Many of us fight to be seen because we are told the lie that if we have a legacy to out live us, we live forever. If we have people willing to die in our names, hide us in their safehouses, riot on our behalf, and write about our revolutionary suicide around the world — we are goals. We are the product most consumable, and we become the embodiment of trauma. Trauma becomes our name and our entirety of being. But who are we without trauma? Who are we after it?

The revolutions we revere are not always for freedom, but sometimes to perform the beauty of freedom. Some of us want to be apart of any fight because our scars become our personality. We become what we’ve survived, and we actively try to get closer to death because we chase it. Death becomes us. And in many ways, Black creatives struggle to differentiate how art imitates death when the story is designed to be one-size-fits-all-Blackness. This is evidenced in Queen and Slim as the creatives of the film invite the audience to become a caricature of nigga-nothingness only to become something in eulogy.

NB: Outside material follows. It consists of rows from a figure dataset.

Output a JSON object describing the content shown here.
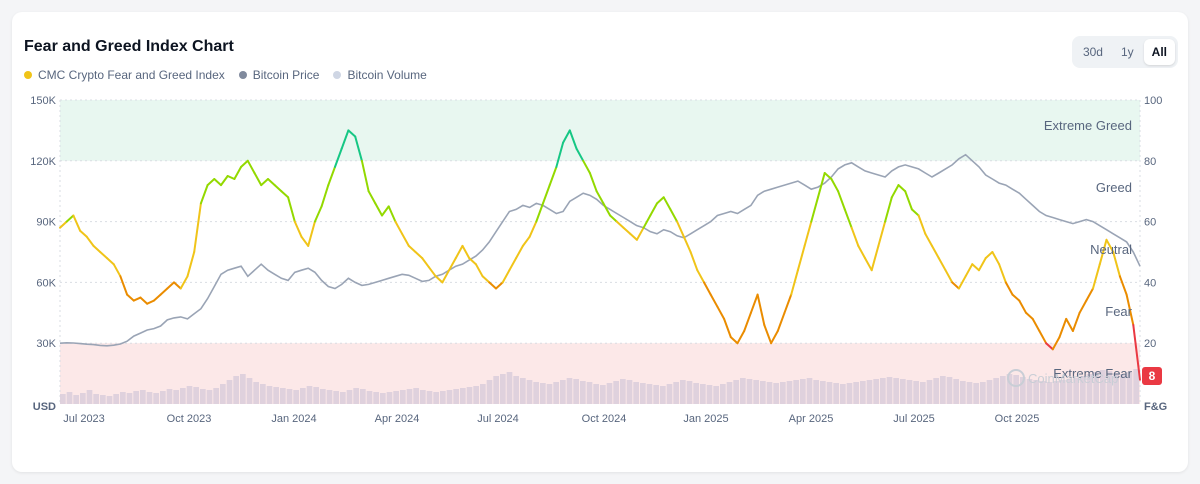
{
  "title": "Fear and Greed Index Chart",
  "legend": [
    {
      "label": "CMC Crypto Fear and Greed Index",
      "color": "#f0c419"
    },
    {
      "label": "Bitcoin Price",
      "color": "#808a9d"
    },
    {
      "label": "Bitcoin Volume",
      "color": "#cfd6e4"
    }
  ],
  "range_buttons": [
    "30d",
    "1y",
    "All"
  ],
  "active_range": "All",
  "watermark": "CoinMarketCap",
  "chart_data": {
    "type": "line",
    "x_ticks": [
      "Jul 2023",
      "Oct 2023",
      "Jan 2024",
      "Apr 2024",
      "Jul 2024",
      "Oct 2024",
      "Jan 2025",
      "Apr 2025",
      "Jul 2025",
      "Oct 2025"
    ],
    "left_axis": {
      "unit": "USD",
      "ticks": [
        "150K",
        "120K",
        "90K",
        "60K",
        "30K"
      ],
      "range": [
        0,
        150000
      ]
    },
    "right_axis": {
      "unit": "F&G",
      "ticks": [
        "100",
        "80",
        "60",
        "40",
        "20"
      ],
      "range": [
        0,
        100
      ]
    },
    "zones": [
      "Extreme Greed",
      "Greed",
      "Neutral",
      "Fear",
      "Extreme Fear"
    ],
    "current_value": "8",
    "fear_greed": [
      58,
      60,
      62,
      57,
      55,
      52,
      50,
      48,
      46,
      42,
      36,
      34,
      35,
      33,
      34,
      36,
      38,
      40,
      38,
      42,
      50,
      66,
      72,
      74,
      72,
      75,
      74,
      78,
      80,
      76,
      72,
      74,
      72,
      70,
      68,
      60,
      55,
      52,
      60,
      65,
      72,
      78,
      84,
      90,
      88,
      80,
      70,
      66,
      62,
      65,
      60,
      56,
      52,
      50,
      48,
      45,
      42,
      40,
      44,
      48,
      52,
      48,
      46,
      42,
      40,
      38,
      40,
      44,
      48,
      52,
      55,
      60,
      66,
      72,
      78,
      86,
      90,
      84,
      80,
      76,
      70,
      66,
      62,
      60,
      58,
      56,
      54,
      58,
      62,
      66,
      68,
      64,
      60,
      55,
      50,
      44,
      40,
      36,
      32,
      28,
      22,
      20,
      24,
      30,
      36,
      26,
      20,
      24,
      30,
      36,
      44,
      52,
      60,
      68,
      76,
      74,
      70,
      64,
      58,
      52,
      48,
      44,
      52,
      60,
      68,
      72,
      70,
      64,
      62,
      56,
      52,
      48,
      44,
      40,
      38,
      42,
      46,
      44,
      48,
      50,
      46,
      40,
      36,
      34,
      30,
      28,
      24,
      20,
      18,
      22,
      28,
      24,
      30,
      34,
      38,
      46,
      54,
      50,
      42,
      36,
      26,
      8
    ],
    "bitcoin_price": [
      30000,
      30200,
      30100,
      29800,
      29500,
      29300,
      28900,
      28700,
      29000,
      29600,
      31000,
      33500,
      35000,
      36500,
      37200,
      38500,
      41500,
      42500,
      43000,
      42000,
      44500,
      47000,
      52000,
      58000,
      64000,
      66000,
      67000,
      68000,
      63000,
      66000,
      69000,
      66000,
      64000,
      62000,
      61000,
      65000,
      66000,
      67000,
      65000,
      61000,
      58000,
      57000,
      59000,
      62000,
      60000,
      58500,
      59000,
      60000,
      61000,
      62000,
      63000,
      64000,
      63500,
      62000,
      60500,
      61000,
      63000,
      64000,
      66000,
      68000,
      69000,
      71000,
      73000,
      76000,
      80000,
      85000,
      90000,
      95000,
      96000,
      98000,
      97000,
      99000,
      98000,
      96000,
      94000,
      95000,
      100000,
      102000,
      104000,
      103000,
      101000,
      98000,
      96000,
      94000,
      92000,
      90000,
      88000,
      87000,
      85000,
      84000,
      86000,
      85000,
      83000,
      82000,
      84000,
      86000,
      88000,
      90000,
      93000,
      94000,
      95000,
      94000,
      96000,
      98000,
      103000,
      105000,
      106000,
      107000,
      108000,
      109000,
      110000,
      108000,
      106000,
      107000,
      109000,
      112000,
      116000,
      118000,
      119000,
      117000,
      115000,
      114000,
      113000,
      112000,
      115000,
      117000,
      118000,
      117000,
      116000,
      114000,
      112000,
      114000,
      116000,
      118000,
      121000,
      123000,
      120000,
      117000,
      113000,
      111000,
      109000,
      108000,
      106000,
      104000,
      101000,
      98000,
      95000,
      93000,
      92000,
      91000,
      90000,
      89000,
      90000,
      91000,
      90000,
      88000,
      86000,
      84000,
      82000,
      80000,
      75000,
      68000
    ],
    "bitcoin_volume": [
      10,
      12,
      9,
      11,
      14,
      10,
      9,
      8,
      10,
      12,
      11,
      13,
      14,
      12,
      11,
      13,
      15,
      14,
      16,
      18,
      17,
      15,
      14,
      16,
      20,
      24,
      28,
      30,
      26,
      22,
      20,
      18,
      17,
      16,
      15,
      14,
      16,
      18,
      17,
      15,
      14,
      13,
      12,
      14,
      16,
      15,
      13,
      12,
      11,
      12,
      13,
      14,
      15,
      16,
      14,
      13,
      12,
      13,
      14,
      15,
      16,
      17,
      18,
      20,
      24,
      28,
      30,
      32,
      28,
      26,
      24,
      22,
      21,
      20,
      22,
      24,
      26,
      25,
      23,
      22,
      20,
      19,
      21,
      23,
      25,
      24,
      22,
      21,
      20,
      19,
      18,
      20,
      22,
      24,
      23,
      21,
      20,
      19,
      18,
      20,
      22,
      24,
      26,
      25,
      24,
      23,
      22,
      21,
      22,
      23,
      24,
      25,
      26,
      24,
      23,
      22,
      21,
      20,
      21,
      22,
      23,
      24,
      25,
      26,
      27,
      26,
      25,
      24,
      23,
      22,
      24,
      26,
      28,
      27,
      25,
      23,
      22,
      21,
      22,
      24,
      26,
      28,
      30,
      29,
      27,
      25,
      24,
      23,
      22,
      23,
      24,
      25,
      26,
      28,
      30,
      32,
      34,
      33,
      31,
      30,
      32,
      35
    ]
  }
}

Our pain is not our name. We are not skin for audiences to wear. We are not flesh to be devoured and regurgitated. We are not trauma tropes to parade like costumes. We are not masturbation vessels to be projected onto, desired, and consumed. We become fractions when our bodies are only weapons for revolution. Our names, our stories, and our intimacies makes us whole. There is no future if our flesh never unites with our being, and if our work never intimates with our bodies. We are rhymeless, grammatically incorrect, and so deeply complicated before we are ever poetic lullabies to feed those starving for purpose.